Sevgili okurlarım, 1984 yılında Eruh ve Şemdinli baskınlarıyla
başlayan PKK terörü, bu ülkede binlerce can aldı.
Yine binlerce güvenlik görevlimizi sakat bıraktı.
Subay, astsubay, er ve polis binlerce vatan evladı…
Sadece şehit sayısı yedi bin'den fazla.
Öldürülen ve sakat bırakılan sivillerin sayısı meçhul!
Artık hiçbir makam onların sayısını bilmiyor!

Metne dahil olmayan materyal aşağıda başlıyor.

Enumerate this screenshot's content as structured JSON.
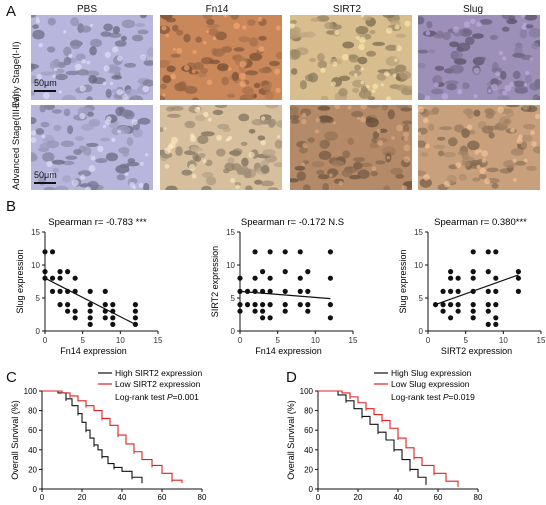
{
  "panelA": {
    "letter": "A",
    "columns": [
      "PBS",
      "Fn14",
      "SIRT2",
      "Slug"
    ],
    "rows": [
      "Early Stage(I-II)",
      "Advanced Stage(III-IV)"
    ],
    "scale_label": "50μm",
    "tile_colors": {
      "PBS": "#b9b6dd",
      "Fn14": "#c9875a",
      "SIRT2": "#d8bd8e",
      "Slug": "#9c8fb8",
      "Fn14_adv": "#d7bf9e",
      "SIRT2_adv": "#b48a68",
      "Slug_adv": "#c8a17c"
    }
  },
  "panelB": {
    "letter": "B",
    "plots": [
      {
        "title": "Spearman r= -0.783 ***",
        "xlabel": "Fn14 expression",
        "ylabel": "Slug expression",
        "xticks": [
          "0",
          "5",
          "10",
          "15"
        ],
        "yticks": [
          "0",
          "5",
          "10",
          "15"
        ]
      },
      {
        "title": "Spearman r= -0.172  N.S",
        "xlabel": "Fn14 expression",
        "ylabel": "SIRT2 expression",
        "xticks": [
          "0",
          "5",
          "10",
          "15"
        ],
        "yticks": [
          "0",
          "5",
          "10",
          "15"
        ]
      },
      {
        "title": "Spearman r= 0.380***",
        "xlabel": "SIRT2 expression",
        "ylabel": "Slug expression",
        "xticks": [
          "0",
          "5",
          "10",
          "15"
        ],
        "yticks": [
          "0",
          "5",
          "10",
          "15"
        ]
      }
    ]
  },
  "panelC": {
    "letter": "C",
    "legend": [
      "High SIRT2 expression",
      "Low SIRT2 expression"
    ],
    "logrank": "Log-rank test",
    "pval_label": "P",
    "pval": "=0.001",
    "xlabel": "Time (months)",
    "ylabel": "Overall Survival (%)",
    "xticks": [
      "0",
      "20",
      "40",
      "60",
      "80"
    ],
    "yticks": [
      "0",
      "20",
      "40",
      "60",
      "80",
      "100"
    ]
  },
  "panelD": {
    "letter": "D",
    "legend": [
      "High Slug expression",
      "Low Slug expression"
    ],
    "logrank": "Log-rank test",
    "pval_label": "P",
    "pval": "=0.019",
    "xlabel": "Time (months)",
    "ylabel": "Overall Survival (%)",
    "xticks": [
      "0",
      "20",
      "40",
      "60",
      "80"
    ],
    "yticks": [
      "0",
      "20",
      "40",
      "60",
      "80",
      "100"
    ]
  },
  "colors": {
    "high": "#111111",
    "low": "#e02020"
  },
  "chart_data": [
    {
      "type": "scatter",
      "title": "Spearman r= -0.783 ***",
      "xlabel": "Fn14 expression",
      "ylabel": "Slug expression",
      "xlim": [
        0,
        15
      ],
      "ylim": [
        0,
        15
      ],
      "points": [
        [
          0,
          12
        ],
        [
          0,
          9
        ],
        [
          0,
          8
        ],
        [
          1,
          12
        ],
        [
          1,
          8
        ],
        [
          1,
          6
        ],
        [
          2,
          9
        ],
        [
          2,
          8
        ],
        [
          2,
          6
        ],
        [
          2,
          4
        ],
        [
          3,
          9
        ],
        [
          3,
          6
        ],
        [
          3,
          4
        ],
        [
          3,
          3
        ],
        [
          4,
          8
        ],
        [
          4,
          6
        ],
        [
          4,
          3
        ],
        [
          4,
          2
        ],
        [
          6,
          6
        ],
        [
          6,
          4
        ],
        [
          6,
          3
        ],
        [
          6,
          2
        ],
        [
          6,
          1
        ],
        [
          8,
          6
        ],
        [
          8,
          4
        ],
        [
          8,
          3
        ],
        [
          8,
          2
        ],
        [
          9,
          4
        ],
        [
          9,
          3
        ],
        [
          9,
          2
        ],
        [
          9,
          1
        ],
        [
          12,
          4
        ],
        [
          12,
          3
        ],
        [
          12,
          2
        ],
        [
          12,
          1
        ]
      ],
      "fit": [
        [
          0,
          8
        ],
        [
          12,
          1
        ]
      ]
    },
    {
      "type": "scatter",
      "title": "Spearman r= -0.172  N.S",
      "xlabel": "Fn14 expression",
      "ylabel": "SIRT2 expression",
      "xlim": [
        0,
        15
      ],
      "ylim": [
        0,
        15
      ],
      "points": [
        [
          0,
          8
        ],
        [
          0,
          6
        ],
        [
          0,
          4
        ],
        [
          0,
          3
        ],
        [
          1,
          6
        ],
        [
          1,
          4
        ],
        [
          2,
          12
        ],
        [
          2,
          8
        ],
        [
          2,
          6
        ],
        [
          2,
          4
        ],
        [
          2,
          3
        ],
        [
          3,
          9
        ],
        [
          3,
          6
        ],
        [
          3,
          4
        ],
        [
          3,
          3
        ],
        [
          3,
          2
        ],
        [
          4,
          12
        ],
        [
          4,
          8
        ],
        [
          4,
          6
        ],
        [
          4,
          4
        ],
        [
          4,
          2
        ],
        [
          6,
          12
        ],
        [
          6,
          9
        ],
        [
          6,
          6
        ],
        [
          6,
          4
        ],
        [
          6,
          3
        ],
        [
          8,
          12
        ],
        [
          8,
          8
        ],
        [
          8,
          6
        ],
        [
          8,
          4
        ],
        [
          9,
          9
        ],
        [
          9,
          6
        ],
        [
          9,
          4
        ],
        [
          9,
          3
        ],
        [
          12,
          12
        ],
        [
          12,
          8
        ],
        [
          12,
          4
        ],
        [
          12,
          2
        ]
      ],
      "fit": [
        [
          0,
          6
        ],
        [
          12,
          4.9
        ]
      ]
    },
    {
      "type": "scatter",
      "title": "Spearman r= 0.380***",
      "xlabel": "SIRT2 expression",
      "ylabel": "Slug expression",
      "xlim": [
        0,
        15
      ],
      "ylim": [
        0,
        15
      ],
      "points": [
        [
          1,
          4
        ],
        [
          2,
          6
        ],
        [
          2,
          4
        ],
        [
          2,
          3
        ],
        [
          3,
          9
        ],
        [
          3,
          8
        ],
        [
          3,
          6
        ],
        [
          3,
          4
        ],
        [
          3,
          2
        ],
        [
          4,
          8
        ],
        [
          4,
          6
        ],
        [
          4,
          4
        ],
        [
          4,
          3
        ],
        [
          6,
          12
        ],
        [
          6,
          9
        ],
        [
          6,
          8
        ],
        [
          6,
          6
        ],
        [
          6,
          4
        ],
        [
          6,
          3
        ],
        [
          6,
          2
        ],
        [
          8,
          12
        ],
        [
          8,
          9
        ],
        [
          8,
          6
        ],
        [
          8,
          4
        ],
        [
          8,
          3
        ],
        [
          8,
          1
        ],
        [
          9,
          12
        ],
        [
          9,
          8
        ],
        [
          9,
          6
        ],
        [
          9,
          4
        ],
        [
          9,
          2
        ],
        [
          9,
          1
        ],
        [
          12,
          9
        ],
        [
          12,
          8
        ],
        [
          12,
          6
        ]
      ],
      "fit": [
        [
          1,
          4
        ],
        [
          12,
          8.5
        ]
      ]
    },
    {
      "type": "line",
      "title": "",
      "xlabel": "Time (months)",
      "ylabel": "Overall Survival (%)",
      "xlim": [
        0,
        80
      ],
      "ylim": [
        0,
        100
      ],
      "series": [
        {
          "name": "High SIRT2 expression",
          "x": [
            0,
            8,
            12,
            15,
            18,
            20,
            22,
            24,
            26,
            28,
            30,
            33,
            36,
            40,
            45,
            50
          ],
          "y": [
            100,
            98,
            92,
            85,
            77,
            68,
            60,
            52,
            45,
            40,
            33,
            26,
            22,
            18,
            12,
            6
          ]
        },
        {
          "name": "Low SIRT2 expression",
          "x": [
            0,
            10,
            14,
            18,
            22,
            26,
            30,
            34,
            38,
            42,
            46,
            50,
            55,
            60,
            65,
            70
          ],
          "y": [
            100,
            98,
            95,
            90,
            85,
            80,
            72,
            65,
            55,
            46,
            38,
            30,
            24,
            16,
            9,
            6
          ]
        }
      ]
    },
    {
      "type": "line",
      "title": "",
      "xlabel": "Time (months)",
      "ylabel": "Overall Survival (%)",
      "xlim": [
        0,
        80
      ],
      "ylim": [
        0,
        100
      ],
      "series": [
        {
          "name": "High Slug expression",
          "x": [
            0,
            10,
            14,
            18,
            22,
            26,
            30,
            34,
            38,
            42,
            46,
            50,
            54
          ],
          "y": [
            100,
            96,
            90,
            82,
            74,
            66,
            58,
            50,
            40,
            30,
            20,
            12,
            6
          ]
        },
        {
          "name": "Low Slug expression",
          "x": [
            0,
            12,
            16,
            20,
            24,
            28,
            32,
            36,
            40,
            44,
            48,
            52,
            58,
            64,
            70
          ],
          "y": [
            100,
            98,
            94,
            88,
            82,
            76,
            70,
            62,
            52,
            42,
            32,
            24,
            16,
            8,
            4
          ]
        }
      ]
    }
  ]
}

Yaşadığımız acılar unutuldu gitti.
* * *
Uzun yıllar önceydi. Güneydoğu'da bir yerlerde yine PKK mayını
patlamış ve bir astsubayımız korkunç yaralar almıştı.
İki kolu ve iki ayağı kopmuş, suratı ve vücudu haşat olmuş, gözleri
kör olmuştu.
Şimdi anlatacağım sahne televizyon kameraları önünde
gerçekleşmişti. İçinizden bazıları o feci sahneyi mutlaka
anımsayacaktır. Astsubayımız Ankara'da GATA'ya getirilmiş ve tedavi
altına alınmıştı. Ancak yapacak fazla bir şey olmadığı
anlaşılıyordu.
* * *
Gazimizi hastanede dönemin Genelkurmay Başkanı ziyaret etti ve
sordu:
– “Bizden bir istediğin var mı evladım?”
Astsubay çaresizce yanıt verdi:
– “Bana gözlerimi verin yeter komutanım.”

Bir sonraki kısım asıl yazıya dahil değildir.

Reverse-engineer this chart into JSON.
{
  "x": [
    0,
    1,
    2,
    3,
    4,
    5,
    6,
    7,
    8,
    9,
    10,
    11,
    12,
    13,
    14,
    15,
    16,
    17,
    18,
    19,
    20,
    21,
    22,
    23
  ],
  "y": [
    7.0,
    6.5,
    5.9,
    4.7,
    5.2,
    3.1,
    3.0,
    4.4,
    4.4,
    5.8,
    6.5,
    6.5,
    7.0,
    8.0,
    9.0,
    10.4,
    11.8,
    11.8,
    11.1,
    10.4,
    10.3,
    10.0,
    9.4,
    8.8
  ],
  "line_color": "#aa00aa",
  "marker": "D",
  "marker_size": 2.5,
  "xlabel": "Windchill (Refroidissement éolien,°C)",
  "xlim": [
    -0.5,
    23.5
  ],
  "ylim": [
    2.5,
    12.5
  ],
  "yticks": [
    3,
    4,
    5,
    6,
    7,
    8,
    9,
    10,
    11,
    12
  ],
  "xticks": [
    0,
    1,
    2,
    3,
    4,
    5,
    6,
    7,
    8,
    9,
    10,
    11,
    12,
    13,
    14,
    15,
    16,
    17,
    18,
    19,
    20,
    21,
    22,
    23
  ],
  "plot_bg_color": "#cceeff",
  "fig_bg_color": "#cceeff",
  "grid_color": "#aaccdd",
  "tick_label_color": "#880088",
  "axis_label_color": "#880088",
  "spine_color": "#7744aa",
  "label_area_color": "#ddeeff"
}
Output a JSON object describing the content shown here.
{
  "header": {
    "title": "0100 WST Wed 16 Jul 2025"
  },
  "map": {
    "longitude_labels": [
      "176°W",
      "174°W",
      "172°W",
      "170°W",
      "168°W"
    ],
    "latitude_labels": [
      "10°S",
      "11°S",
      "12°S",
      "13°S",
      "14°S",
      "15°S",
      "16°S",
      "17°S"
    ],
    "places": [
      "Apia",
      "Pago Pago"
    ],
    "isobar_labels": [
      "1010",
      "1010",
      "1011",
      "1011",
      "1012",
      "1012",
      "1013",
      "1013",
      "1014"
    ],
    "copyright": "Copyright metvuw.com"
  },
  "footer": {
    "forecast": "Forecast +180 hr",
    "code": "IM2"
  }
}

İki kolunu ve iki ayağını yitirdiğinin belki farkında bile
değildi.
Sadece gözlerini istiyordu.
* * *
Sinirlerimiz her gün can alan PKK terörü nedeniyle zaten
gergindi.
Bu sahneyi televizyonda izlediğim anda boşalmış ve ağlamaya
başlamıştım.
Sonra, Hürriyet'te iken bu olayı birkaç kez yazdım.
İsmini şimdi bilemediğim o astsubay daha sonra İngiltere'ye tedavi
için gönderilmiş ama ne yazık ki orada şehit olmuştu.